It’s a Sin

Review by James McCleary

Ritchie Tozer (Olly Alexander), aged eighteen, moves out of home and straight to London, where  he takes up residence with four friends in a dingy flat called The Pink Palace. For most of his life,  Ritchie has remained closeted in fear of his tough father (Shaun Dooley) and traditionalist mother (Keeley Hawes), but in London, Ritchie is freely, prolifically gay, as are all of his housemates bar  Jill (Lydia West), his endearingly outgoing best friend. By the twenty minute mark of the first  episode, The Pink Palace has become a hub for London’s queer night scene, an endless party  wherein it becomes quite literally impossible to walk from room to room without blundering into  the middle of someone’s wildest sexual fantasies. For Ritchie and his friends, these next few years  are set to be the best, most liberating years of their young lives. And then they start to die,  because this is 1981 and the Aids pandemic is on the rise. 

In an op-ed for The Guardian, writer Russell T Davies writes that: “the stigma and fear of Aids was  so great that a family could go through the funeral, the wake and then decades of mourning  without saying what really happened.” His aim with It’s A Sin, then, is to shine a light on those who  even in death have had their lives denied. To that end, Davies has constructed an elaborate, often  terrifying tragedy spanning a decade wherein the gay men of London lost every battle, suffered  every possible humiliation, and more often than not died alone out of shame and the dread of  judgement. 

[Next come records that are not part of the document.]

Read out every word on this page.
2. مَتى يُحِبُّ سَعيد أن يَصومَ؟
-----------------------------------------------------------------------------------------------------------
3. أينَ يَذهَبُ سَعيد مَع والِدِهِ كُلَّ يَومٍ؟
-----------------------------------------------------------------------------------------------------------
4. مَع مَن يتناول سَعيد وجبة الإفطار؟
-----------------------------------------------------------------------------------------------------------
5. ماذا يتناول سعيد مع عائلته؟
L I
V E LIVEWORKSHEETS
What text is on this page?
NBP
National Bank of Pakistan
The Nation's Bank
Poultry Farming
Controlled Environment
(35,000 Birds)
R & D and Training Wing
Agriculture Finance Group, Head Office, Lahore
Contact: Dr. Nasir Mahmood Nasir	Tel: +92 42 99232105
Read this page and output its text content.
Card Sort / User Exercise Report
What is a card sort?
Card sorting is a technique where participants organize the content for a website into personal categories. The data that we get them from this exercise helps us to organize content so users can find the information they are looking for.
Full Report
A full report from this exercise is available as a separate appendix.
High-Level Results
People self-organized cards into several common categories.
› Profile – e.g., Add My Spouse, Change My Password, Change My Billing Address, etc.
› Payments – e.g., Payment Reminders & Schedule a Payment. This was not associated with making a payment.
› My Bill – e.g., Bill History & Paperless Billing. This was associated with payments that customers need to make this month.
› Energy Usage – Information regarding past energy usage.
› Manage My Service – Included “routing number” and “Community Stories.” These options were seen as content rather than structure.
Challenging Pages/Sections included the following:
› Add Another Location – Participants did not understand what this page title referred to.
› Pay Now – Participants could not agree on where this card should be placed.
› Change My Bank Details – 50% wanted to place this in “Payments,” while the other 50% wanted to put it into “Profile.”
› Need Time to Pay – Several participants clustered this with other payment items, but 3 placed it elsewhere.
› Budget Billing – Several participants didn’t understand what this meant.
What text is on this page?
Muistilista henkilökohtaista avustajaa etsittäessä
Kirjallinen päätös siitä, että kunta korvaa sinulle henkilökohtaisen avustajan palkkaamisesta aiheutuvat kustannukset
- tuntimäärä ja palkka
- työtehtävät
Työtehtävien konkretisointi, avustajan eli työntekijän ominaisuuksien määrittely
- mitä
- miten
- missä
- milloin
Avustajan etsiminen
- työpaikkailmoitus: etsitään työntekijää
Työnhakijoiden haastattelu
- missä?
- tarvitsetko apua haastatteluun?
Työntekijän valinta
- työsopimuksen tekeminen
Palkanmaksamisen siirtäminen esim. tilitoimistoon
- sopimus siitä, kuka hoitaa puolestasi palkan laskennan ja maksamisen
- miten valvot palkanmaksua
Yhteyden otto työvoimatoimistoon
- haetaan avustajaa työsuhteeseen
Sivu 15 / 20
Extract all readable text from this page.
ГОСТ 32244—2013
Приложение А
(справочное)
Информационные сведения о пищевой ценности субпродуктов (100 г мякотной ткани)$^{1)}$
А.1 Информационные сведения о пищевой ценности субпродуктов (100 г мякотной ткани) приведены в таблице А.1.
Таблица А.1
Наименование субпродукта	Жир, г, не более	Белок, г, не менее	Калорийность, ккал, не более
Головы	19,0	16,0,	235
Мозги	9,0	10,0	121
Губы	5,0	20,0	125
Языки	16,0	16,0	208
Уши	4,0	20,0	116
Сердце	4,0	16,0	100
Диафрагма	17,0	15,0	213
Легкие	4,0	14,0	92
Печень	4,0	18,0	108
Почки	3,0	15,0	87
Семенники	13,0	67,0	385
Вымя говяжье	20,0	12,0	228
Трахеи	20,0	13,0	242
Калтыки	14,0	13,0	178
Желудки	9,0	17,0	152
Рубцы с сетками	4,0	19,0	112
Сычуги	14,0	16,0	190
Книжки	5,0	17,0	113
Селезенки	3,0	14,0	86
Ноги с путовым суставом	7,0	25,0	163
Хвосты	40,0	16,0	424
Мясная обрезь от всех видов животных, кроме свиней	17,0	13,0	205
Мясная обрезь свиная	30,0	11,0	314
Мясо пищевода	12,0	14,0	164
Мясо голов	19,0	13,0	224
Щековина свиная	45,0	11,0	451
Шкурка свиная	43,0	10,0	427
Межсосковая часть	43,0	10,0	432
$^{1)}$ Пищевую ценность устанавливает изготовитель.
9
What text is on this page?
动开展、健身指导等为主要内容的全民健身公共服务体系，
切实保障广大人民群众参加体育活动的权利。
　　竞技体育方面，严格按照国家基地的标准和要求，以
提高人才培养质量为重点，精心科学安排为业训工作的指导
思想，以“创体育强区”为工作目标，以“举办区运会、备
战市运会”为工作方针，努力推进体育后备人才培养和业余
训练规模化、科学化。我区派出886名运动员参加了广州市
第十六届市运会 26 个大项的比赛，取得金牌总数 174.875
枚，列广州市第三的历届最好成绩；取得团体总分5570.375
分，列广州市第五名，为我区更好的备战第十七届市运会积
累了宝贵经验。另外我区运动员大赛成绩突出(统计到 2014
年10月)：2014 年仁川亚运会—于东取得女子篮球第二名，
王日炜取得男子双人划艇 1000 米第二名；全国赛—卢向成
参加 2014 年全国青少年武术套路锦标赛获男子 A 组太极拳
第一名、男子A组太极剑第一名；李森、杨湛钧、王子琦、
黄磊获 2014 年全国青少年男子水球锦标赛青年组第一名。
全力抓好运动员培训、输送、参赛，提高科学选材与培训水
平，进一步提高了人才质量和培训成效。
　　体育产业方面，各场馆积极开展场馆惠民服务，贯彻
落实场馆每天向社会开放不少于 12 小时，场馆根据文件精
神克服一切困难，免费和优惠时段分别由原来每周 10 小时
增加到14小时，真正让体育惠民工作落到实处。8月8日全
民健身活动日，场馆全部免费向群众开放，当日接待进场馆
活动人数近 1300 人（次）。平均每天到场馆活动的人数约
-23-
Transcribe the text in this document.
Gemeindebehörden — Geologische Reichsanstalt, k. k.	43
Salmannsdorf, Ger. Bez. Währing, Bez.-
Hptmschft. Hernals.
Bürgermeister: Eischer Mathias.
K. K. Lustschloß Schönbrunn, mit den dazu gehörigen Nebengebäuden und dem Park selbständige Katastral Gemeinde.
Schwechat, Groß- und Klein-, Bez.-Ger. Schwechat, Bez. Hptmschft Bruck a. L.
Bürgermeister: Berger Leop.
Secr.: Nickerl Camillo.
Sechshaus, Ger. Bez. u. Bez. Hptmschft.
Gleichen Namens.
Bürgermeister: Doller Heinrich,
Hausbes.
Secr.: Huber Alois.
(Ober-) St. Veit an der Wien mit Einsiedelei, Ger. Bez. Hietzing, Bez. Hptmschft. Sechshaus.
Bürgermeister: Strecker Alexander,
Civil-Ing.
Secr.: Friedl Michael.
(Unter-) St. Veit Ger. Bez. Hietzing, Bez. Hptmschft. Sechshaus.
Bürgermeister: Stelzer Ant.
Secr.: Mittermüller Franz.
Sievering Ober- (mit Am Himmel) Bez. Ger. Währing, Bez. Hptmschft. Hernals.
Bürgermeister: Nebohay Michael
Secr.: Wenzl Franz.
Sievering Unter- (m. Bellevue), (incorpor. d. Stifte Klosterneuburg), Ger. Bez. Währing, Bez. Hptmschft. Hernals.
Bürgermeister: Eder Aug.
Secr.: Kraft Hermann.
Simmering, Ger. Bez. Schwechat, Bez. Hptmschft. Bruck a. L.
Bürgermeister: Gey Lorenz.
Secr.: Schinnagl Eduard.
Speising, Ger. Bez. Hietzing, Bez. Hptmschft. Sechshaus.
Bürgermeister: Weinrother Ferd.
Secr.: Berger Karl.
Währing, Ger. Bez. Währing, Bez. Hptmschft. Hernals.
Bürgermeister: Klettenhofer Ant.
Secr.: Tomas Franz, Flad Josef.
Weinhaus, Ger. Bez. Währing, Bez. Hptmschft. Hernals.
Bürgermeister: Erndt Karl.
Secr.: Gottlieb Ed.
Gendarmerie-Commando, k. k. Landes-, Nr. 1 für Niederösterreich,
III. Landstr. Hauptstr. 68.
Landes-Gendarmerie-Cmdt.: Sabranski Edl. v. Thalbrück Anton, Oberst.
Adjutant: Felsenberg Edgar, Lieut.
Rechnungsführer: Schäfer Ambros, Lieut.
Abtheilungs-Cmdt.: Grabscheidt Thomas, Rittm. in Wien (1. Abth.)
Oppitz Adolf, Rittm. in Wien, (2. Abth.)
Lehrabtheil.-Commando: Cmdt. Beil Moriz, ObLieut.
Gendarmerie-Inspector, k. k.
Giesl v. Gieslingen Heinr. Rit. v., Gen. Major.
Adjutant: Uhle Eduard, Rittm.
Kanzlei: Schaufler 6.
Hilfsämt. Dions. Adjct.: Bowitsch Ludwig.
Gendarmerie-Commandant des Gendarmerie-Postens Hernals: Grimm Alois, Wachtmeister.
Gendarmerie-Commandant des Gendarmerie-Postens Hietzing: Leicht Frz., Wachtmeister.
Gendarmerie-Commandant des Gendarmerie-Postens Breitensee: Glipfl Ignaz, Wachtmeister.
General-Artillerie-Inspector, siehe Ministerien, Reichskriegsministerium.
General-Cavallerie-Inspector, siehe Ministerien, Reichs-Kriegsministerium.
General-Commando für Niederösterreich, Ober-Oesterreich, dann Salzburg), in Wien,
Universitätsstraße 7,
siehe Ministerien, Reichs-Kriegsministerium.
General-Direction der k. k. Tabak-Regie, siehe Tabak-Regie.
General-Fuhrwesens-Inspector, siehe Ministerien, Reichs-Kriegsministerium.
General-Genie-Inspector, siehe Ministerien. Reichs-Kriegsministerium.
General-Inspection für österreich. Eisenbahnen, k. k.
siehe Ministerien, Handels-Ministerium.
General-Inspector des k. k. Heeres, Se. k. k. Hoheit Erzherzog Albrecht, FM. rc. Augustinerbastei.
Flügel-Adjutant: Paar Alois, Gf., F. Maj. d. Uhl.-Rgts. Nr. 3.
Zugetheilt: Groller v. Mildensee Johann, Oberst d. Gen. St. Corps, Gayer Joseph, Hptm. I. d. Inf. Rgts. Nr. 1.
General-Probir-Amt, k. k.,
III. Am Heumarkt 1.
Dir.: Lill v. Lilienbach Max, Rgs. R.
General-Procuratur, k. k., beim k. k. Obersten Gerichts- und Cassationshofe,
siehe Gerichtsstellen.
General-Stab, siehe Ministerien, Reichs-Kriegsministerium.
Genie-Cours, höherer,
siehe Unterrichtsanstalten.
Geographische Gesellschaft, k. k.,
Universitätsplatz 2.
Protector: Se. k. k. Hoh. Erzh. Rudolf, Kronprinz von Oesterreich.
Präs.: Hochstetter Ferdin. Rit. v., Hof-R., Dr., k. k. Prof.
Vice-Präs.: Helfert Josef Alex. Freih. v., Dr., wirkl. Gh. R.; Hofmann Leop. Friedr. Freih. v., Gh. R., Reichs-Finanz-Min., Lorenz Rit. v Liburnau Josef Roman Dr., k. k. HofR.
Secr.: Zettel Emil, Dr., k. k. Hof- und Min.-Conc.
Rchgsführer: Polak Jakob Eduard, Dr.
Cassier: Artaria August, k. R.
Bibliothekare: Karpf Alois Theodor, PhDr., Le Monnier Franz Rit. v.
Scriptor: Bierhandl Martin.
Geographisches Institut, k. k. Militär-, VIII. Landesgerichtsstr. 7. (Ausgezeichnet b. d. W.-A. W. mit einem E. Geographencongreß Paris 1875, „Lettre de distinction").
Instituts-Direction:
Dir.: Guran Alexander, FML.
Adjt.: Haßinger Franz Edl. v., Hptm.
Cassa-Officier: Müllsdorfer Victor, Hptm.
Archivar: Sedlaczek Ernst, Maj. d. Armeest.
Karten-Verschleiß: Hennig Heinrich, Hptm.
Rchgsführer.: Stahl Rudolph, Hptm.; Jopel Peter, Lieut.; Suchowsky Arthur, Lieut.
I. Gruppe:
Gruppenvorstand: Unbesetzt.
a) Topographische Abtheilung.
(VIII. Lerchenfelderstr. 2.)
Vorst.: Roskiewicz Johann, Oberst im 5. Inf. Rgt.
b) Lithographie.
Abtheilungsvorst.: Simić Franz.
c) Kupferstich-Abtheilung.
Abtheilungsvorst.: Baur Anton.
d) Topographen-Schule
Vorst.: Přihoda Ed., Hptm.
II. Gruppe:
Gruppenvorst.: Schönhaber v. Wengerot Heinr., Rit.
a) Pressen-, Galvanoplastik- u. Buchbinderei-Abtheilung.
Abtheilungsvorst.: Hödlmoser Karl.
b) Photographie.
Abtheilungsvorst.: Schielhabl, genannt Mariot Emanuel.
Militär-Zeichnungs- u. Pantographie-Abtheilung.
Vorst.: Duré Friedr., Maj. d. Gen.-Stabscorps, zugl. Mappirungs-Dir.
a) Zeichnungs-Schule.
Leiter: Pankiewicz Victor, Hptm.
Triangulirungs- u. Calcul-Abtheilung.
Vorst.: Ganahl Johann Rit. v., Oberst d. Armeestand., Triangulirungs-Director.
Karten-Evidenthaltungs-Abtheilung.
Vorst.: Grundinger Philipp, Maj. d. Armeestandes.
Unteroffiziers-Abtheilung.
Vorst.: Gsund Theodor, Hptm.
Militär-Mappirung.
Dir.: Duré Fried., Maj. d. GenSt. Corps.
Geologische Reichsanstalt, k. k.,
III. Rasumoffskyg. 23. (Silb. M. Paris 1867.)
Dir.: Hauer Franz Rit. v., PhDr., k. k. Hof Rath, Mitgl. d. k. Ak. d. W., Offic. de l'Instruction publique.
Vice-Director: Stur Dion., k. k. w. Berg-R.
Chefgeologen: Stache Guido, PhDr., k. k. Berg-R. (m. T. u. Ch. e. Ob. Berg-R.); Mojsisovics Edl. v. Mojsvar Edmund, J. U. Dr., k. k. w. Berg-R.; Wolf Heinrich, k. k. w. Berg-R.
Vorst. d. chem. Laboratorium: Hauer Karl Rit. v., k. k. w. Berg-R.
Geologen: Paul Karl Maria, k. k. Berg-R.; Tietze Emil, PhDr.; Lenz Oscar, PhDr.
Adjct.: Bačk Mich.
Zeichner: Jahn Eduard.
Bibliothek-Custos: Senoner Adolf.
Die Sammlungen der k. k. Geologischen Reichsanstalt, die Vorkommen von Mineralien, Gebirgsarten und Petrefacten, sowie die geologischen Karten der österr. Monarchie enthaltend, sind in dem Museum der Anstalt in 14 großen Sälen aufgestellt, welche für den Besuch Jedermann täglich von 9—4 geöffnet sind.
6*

Essential to this approach is the show’s laser focus on the queer perspective. With the exception  of Jill, who stands as a beautifully consistent ally played to perfection by Lydia West without ever  trying to steal the spotlight, all of the characters who we follow identify as LGBT+. The  heterosexual gaze on Aids is largely sidelined except when antagonistic, as is the case with the  doctors, government officials, and law enforcement whom the residents of The Pink Palace must  face. Consequently, the feelings of isolation and loneliness are truly, devastatingly palpable  throughout. As our lovable protagonists start to get sick and even pass away, the survivors are left  with fewer and fewer pillars of support in their fight against the unknowably large society that  loathes them, even coming to shut out one other in fear of their own possible toxicity.  

Though Davies’ unmatched ability to create the most imperfectly human of heroes is the  backbone of It’s A Sin’s emotional power, the work of director Paul Hoar and composer Murray Gold are not to be overlooked. Their most effective trick is the deployment of musical montages to transform the story of five people into a fully realised world. Early in the series, elaborate sequences of Ritchie’s sexual awakening and gradually mounting career make for exciting, giddily victorious achievements, which become increasingly corrupted as the looming shadow of Aids begins to infect every corner of his world. One particular beat, wherein a montage cuts away into total silence for a pivotal twist, is among the most harrowing statements I’ve seen on television in  quite some time. The show will never permit you to love the characters for long without reminding you what kind of story this is; one where their own people would like nothing more than to see  each and every one of them dead and buried. This culminates in one of the most audacious, unrelenting finales in recent television history.  Scaling back the spectacle, score, and the affable character beats, the last hour of It’s A Sin takes the shape of several long, agonisingly unfair scenes where events set in motion from the first  minutes of the pilot finally collide, and the ultimate evil that had always been holding Ritchie and his friends back from true queer liberation takes hold.

You’ll laugh and you’ll cry; those are truths I  am as confident in as anything in the world, but if It’s A Sin can linger in your mind for as long as it has in mine, it is safe to say that Davies’ vision for bringing the repressed, quietly suffering victims of the Aids pandemic to the forefront is nothing short of a devastating triumph.